12 – 04 / 2019
Chiesa di San Michele

Richard Galliano Accordeon Solo

A virtuoso of the accordion and the bandoneon, Richard Galliano ranges over the entire front of the music, from classical to jazz. Born in 1950, the only accordionist to record for the prestigious Deutsche Grammophon label, this French of Italian origins has more than fifty albums in his name and with many renowned artists.
Son of art, from the age of four he studied piano and accordion with his father, Lucien, also an accordionist, and later harmony, counterpoint and trombone at the Conservatory of Nice. In 1975, in Paris, he met singer-songwriter Claude Nougaro, starting a collaboration that will last until 1983 and from which will be born of the “classics” of the French song, such as “Allée des brouillards”, “Des voiliers”, “Vie Violence “…

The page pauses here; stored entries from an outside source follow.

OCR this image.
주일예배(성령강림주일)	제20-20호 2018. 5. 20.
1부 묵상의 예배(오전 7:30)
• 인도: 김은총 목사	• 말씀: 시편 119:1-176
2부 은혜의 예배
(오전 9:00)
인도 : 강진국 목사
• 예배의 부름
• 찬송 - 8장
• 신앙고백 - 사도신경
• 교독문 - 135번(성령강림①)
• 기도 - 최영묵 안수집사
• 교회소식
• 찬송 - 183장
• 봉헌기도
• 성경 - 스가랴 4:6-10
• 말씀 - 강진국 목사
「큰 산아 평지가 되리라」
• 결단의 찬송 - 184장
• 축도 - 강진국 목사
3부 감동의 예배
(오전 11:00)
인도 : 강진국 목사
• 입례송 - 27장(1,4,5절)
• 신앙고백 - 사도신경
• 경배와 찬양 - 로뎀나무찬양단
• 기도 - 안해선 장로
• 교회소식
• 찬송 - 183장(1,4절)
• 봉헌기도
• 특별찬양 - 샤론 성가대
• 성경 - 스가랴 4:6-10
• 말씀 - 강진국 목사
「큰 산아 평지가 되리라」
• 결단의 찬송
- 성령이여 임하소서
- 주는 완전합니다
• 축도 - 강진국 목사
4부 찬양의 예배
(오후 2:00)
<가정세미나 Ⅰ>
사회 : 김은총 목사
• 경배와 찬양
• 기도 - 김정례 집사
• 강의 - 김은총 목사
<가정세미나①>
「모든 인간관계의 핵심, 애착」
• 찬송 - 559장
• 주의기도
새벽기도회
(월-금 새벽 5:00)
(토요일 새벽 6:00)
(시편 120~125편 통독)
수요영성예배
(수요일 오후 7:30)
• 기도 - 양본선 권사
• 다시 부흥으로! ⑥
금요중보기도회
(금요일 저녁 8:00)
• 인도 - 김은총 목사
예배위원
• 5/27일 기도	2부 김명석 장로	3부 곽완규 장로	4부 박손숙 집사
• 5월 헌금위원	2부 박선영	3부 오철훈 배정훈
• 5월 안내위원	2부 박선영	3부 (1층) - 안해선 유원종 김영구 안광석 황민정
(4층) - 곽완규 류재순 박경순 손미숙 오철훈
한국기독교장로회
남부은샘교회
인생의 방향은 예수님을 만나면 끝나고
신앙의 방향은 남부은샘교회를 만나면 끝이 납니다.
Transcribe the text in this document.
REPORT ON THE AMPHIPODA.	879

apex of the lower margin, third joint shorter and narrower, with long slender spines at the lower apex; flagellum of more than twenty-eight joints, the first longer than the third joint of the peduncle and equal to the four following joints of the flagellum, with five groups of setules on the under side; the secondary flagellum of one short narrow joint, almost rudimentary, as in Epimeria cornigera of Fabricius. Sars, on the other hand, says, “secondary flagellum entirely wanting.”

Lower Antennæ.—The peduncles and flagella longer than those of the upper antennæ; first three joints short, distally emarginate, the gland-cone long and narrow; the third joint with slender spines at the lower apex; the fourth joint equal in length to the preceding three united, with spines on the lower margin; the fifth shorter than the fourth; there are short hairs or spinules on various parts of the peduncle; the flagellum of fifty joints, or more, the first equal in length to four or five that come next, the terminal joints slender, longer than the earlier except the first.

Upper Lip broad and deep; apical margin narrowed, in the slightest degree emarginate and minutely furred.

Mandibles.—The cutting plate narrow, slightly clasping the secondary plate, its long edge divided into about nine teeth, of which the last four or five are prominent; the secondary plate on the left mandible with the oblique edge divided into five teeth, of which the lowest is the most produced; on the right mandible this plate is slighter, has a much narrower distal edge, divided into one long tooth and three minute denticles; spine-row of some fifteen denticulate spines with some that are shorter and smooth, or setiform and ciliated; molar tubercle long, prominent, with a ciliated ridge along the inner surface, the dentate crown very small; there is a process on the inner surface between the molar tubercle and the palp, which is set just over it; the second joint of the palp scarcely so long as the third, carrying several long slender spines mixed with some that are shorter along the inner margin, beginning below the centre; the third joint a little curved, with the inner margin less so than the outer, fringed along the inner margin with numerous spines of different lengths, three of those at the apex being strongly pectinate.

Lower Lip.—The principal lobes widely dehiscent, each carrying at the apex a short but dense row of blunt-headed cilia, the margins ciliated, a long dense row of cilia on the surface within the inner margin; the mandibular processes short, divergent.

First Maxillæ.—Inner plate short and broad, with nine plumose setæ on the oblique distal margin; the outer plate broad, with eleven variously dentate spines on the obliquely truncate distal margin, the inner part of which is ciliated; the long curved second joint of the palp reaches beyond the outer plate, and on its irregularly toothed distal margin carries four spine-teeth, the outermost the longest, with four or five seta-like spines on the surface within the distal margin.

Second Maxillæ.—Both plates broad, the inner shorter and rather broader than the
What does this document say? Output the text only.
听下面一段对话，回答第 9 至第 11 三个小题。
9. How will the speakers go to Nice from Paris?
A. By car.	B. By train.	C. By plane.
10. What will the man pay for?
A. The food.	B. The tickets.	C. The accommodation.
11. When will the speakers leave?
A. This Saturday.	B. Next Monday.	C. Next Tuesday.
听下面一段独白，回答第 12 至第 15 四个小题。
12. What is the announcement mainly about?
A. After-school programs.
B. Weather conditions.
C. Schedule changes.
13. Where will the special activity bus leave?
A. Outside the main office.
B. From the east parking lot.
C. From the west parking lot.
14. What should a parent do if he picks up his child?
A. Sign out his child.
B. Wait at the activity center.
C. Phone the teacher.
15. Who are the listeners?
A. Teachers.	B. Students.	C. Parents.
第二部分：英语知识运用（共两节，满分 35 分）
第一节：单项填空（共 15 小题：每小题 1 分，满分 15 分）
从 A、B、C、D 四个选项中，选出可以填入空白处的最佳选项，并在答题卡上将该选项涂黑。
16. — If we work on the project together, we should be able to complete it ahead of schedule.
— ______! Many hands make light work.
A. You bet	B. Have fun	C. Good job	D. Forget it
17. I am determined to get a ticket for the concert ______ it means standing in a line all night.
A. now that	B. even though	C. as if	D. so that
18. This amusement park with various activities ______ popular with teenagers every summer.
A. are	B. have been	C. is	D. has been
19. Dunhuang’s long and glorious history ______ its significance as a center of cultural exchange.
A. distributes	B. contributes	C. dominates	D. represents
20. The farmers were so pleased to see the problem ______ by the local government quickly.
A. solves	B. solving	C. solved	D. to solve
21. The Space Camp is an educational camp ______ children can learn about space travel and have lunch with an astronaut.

Another decisive meeting, in 1980, was the one with the composer and bandoneonist Astor Piazzolla, who encouraged him to create a “New Musette”, as he himself had previously invented the Argentinean “New Tango”. To do so, Galliano draws from its greatest inspirers: John Coltrane, Bill Evans, Claude Debussy, the same Piazzolla.
The number of musicians with whom he worked was vast and varied: among others, Chet Baker, Ron Carter, Wynton Marsalis, Charlie Haden, Gary Burton, Paolo Fresu, Charles Aznavour, Serge Gainsbourg, the aforementioned Claude Nougaro. Many are also the laurels collected over the years by Galliano, an artist who has been able to renew the image of an instrument like the accordion, considered outdated and destined only for Saturday night’s dance halls, ranging from many musical styles, flirting with the sauce, merging with the tango, but never losing its soul, deeply rooted in its Italo-French roots.